Last Friday, I was chased for my annual subs for the Institute of Internal Communication - and organisation I've been a member of in the UK for 20 years. It didn't take me too long to decide that I didn't want to renew.
Under its British Association of Industrial Editors guise, I began to make the switch from consumer magazine journalist to internal communicator, successfully acquiring a Certificate in Industrial Editing. As the organisation morphed into the British Association of Communicators in Business, I became one of the last people to be awarded a Diploma in Business Communication. Under its Communicators in Business Guise, I was a national committee member and was made a Fellow of the organisation. But, as the recession bit and my career direction turned more to academia, CiB (or the IoIC as it now is) and I began to diverge in thought and action.
Today, internal communication plays only a small part in my business output. I write about it, but have found that B2B and B2C work is both easier to pick up and, at the moment, more satisfying. For me, that's because too many businesses have shown their true colours during the economic downturn: turning to organisational communication not to help engagement and build for the future, but to slip back into the default of command and control - telling people what to do if they want to still have a job.
It has been dispiriting. At a time when we should be making a paradigm shift to more open, transparent, enabling and effective communication, underpinned by a far wider armoury that should be built on the opportunity of social media, top teams have been slow to change, and communicators have been weak in championing the necessary cultural shift. There are, of course, pockets of brilliance - but the practice or organisational/employee/internal communication has actually moved far more slowly and covered a lot less ground than it thinks it has in the past two decades.

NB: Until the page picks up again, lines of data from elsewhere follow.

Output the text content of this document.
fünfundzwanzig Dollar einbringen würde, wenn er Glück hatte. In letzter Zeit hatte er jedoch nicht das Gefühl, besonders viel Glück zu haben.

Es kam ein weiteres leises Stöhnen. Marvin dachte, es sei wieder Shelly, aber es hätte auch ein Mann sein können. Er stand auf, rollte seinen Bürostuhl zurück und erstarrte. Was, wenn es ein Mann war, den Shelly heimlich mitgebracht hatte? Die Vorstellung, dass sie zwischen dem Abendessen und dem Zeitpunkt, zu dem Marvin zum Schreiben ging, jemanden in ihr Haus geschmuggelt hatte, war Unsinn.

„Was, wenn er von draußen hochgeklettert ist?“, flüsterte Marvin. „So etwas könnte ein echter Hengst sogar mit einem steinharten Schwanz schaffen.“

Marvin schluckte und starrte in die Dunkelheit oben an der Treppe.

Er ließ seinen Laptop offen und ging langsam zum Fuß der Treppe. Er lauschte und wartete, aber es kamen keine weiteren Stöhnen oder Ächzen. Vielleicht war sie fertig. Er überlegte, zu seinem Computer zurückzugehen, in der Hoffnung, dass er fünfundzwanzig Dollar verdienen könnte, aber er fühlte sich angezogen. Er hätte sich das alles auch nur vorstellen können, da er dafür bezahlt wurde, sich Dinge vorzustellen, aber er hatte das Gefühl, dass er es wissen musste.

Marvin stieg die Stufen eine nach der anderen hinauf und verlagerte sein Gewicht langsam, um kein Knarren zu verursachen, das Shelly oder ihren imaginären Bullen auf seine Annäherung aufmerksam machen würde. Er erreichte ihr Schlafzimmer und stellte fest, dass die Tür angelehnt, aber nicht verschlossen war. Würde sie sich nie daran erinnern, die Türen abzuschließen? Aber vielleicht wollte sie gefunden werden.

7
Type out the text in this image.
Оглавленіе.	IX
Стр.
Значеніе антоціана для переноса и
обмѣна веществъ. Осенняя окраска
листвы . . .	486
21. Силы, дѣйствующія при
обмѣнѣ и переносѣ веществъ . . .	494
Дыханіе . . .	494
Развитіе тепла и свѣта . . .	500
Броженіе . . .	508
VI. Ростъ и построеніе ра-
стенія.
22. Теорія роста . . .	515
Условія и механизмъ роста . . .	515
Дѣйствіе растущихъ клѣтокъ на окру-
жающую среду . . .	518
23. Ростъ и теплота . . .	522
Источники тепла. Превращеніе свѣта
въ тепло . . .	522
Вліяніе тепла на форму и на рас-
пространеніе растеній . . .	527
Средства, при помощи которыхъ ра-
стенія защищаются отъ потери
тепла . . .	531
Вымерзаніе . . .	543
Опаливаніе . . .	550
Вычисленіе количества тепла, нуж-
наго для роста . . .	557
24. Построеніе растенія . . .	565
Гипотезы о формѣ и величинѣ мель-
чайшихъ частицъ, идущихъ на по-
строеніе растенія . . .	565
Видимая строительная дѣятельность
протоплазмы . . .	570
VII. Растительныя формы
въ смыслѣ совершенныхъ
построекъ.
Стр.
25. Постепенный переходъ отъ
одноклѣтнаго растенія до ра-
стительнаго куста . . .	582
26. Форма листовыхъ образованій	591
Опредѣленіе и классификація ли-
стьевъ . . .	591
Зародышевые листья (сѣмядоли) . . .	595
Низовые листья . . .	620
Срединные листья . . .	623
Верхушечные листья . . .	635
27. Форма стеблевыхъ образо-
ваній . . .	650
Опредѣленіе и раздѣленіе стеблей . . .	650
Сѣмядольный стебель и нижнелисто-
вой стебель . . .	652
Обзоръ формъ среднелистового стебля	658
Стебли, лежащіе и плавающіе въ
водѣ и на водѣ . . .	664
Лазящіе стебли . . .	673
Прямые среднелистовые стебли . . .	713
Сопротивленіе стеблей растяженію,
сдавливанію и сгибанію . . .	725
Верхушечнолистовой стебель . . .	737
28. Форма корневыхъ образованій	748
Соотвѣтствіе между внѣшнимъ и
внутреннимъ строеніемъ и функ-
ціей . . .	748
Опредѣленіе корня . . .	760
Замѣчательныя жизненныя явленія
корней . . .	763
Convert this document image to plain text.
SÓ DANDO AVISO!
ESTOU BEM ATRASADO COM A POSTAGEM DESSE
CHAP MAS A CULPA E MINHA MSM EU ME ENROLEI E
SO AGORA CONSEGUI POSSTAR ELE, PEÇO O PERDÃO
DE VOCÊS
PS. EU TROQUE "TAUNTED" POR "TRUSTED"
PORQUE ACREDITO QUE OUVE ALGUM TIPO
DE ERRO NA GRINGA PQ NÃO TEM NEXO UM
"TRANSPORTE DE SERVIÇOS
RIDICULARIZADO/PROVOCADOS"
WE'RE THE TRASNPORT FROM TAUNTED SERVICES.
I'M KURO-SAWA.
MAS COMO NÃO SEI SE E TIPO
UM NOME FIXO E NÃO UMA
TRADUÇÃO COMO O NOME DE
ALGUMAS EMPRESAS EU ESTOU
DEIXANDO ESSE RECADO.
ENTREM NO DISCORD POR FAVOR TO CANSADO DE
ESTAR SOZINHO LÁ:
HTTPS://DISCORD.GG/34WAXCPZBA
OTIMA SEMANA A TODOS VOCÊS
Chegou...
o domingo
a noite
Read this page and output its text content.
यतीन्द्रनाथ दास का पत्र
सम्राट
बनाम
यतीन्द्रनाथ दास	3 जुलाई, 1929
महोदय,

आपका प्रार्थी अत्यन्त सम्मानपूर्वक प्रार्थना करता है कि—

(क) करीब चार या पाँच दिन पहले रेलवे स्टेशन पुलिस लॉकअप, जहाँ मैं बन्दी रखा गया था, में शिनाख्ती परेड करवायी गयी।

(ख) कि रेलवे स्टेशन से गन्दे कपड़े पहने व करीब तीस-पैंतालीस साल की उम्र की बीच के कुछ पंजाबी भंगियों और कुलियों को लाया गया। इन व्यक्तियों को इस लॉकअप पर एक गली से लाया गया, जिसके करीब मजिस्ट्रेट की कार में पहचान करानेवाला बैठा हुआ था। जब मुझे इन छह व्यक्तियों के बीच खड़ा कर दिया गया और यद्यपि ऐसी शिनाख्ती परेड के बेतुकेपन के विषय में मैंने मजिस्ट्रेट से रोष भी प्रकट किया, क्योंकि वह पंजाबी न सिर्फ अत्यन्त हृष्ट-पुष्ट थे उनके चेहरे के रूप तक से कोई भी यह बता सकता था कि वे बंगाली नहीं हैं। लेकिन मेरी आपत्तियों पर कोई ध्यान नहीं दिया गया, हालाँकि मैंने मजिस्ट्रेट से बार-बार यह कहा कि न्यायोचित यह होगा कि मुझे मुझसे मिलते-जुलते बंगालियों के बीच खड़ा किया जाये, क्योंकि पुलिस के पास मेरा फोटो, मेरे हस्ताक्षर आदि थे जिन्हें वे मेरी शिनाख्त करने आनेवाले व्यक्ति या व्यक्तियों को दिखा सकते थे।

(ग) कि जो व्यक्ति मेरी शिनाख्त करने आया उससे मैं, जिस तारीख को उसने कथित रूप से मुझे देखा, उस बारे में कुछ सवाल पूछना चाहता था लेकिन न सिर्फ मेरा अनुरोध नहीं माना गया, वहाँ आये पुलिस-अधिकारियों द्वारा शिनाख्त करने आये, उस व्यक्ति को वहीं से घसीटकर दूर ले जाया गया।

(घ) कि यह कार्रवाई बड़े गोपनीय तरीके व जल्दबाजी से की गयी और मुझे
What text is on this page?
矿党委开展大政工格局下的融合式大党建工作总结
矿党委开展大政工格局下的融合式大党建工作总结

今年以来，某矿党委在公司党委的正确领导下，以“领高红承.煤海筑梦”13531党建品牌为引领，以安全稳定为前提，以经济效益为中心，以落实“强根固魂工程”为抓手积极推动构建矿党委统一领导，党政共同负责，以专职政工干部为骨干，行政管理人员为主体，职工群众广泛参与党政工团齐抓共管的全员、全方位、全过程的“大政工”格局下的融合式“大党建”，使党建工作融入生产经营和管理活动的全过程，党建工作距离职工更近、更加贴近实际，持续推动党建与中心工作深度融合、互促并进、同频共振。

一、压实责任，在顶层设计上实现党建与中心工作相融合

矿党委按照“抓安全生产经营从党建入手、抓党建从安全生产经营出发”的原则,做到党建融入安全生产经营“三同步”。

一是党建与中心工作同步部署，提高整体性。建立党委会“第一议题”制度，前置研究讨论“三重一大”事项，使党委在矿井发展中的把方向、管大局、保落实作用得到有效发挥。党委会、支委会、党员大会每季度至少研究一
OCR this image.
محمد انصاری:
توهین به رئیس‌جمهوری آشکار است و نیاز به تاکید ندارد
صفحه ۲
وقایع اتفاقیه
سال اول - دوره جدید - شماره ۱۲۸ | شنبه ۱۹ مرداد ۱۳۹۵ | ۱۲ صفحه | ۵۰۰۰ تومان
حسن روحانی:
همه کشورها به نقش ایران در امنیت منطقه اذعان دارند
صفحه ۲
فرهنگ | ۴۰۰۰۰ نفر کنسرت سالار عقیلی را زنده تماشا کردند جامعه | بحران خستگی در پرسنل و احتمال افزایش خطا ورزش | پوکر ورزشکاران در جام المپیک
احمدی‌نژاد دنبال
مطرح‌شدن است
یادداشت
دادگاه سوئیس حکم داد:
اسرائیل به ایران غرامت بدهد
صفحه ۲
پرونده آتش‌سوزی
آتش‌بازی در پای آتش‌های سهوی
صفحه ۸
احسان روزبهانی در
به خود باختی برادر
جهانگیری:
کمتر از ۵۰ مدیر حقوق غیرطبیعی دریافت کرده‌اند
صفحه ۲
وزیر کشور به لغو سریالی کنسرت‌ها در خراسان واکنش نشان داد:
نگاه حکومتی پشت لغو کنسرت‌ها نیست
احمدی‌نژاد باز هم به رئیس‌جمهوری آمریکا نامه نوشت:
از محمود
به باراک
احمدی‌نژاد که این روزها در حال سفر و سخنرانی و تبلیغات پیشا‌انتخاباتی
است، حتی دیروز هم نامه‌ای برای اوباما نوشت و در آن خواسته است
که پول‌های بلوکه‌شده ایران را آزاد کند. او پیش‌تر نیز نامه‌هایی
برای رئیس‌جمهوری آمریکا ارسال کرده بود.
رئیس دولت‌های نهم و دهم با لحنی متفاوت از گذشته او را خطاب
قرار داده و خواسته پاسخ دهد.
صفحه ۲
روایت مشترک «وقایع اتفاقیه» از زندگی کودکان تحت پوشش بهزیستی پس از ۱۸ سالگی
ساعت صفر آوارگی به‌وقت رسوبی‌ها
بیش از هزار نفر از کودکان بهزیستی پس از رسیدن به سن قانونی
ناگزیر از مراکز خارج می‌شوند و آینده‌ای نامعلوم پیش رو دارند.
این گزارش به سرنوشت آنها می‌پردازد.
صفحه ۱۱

The fundamental for me is the focus on and rewarding of output over outcome - reflected ingloriously in the organisations supposed to represent the organisational communicators' role and advocate its ascendancy.
The revolution hasn't happened: the 'new' has a distinct whiff of emperor's new clothes; and organisational communicators remain in low earth orbit when we could be reaching for the stars.
I'm going to keep on doing what I'm doing - though probably ever more in b2b and b2c. Internal communication isn't dead - but it seems to need some radical new medicine.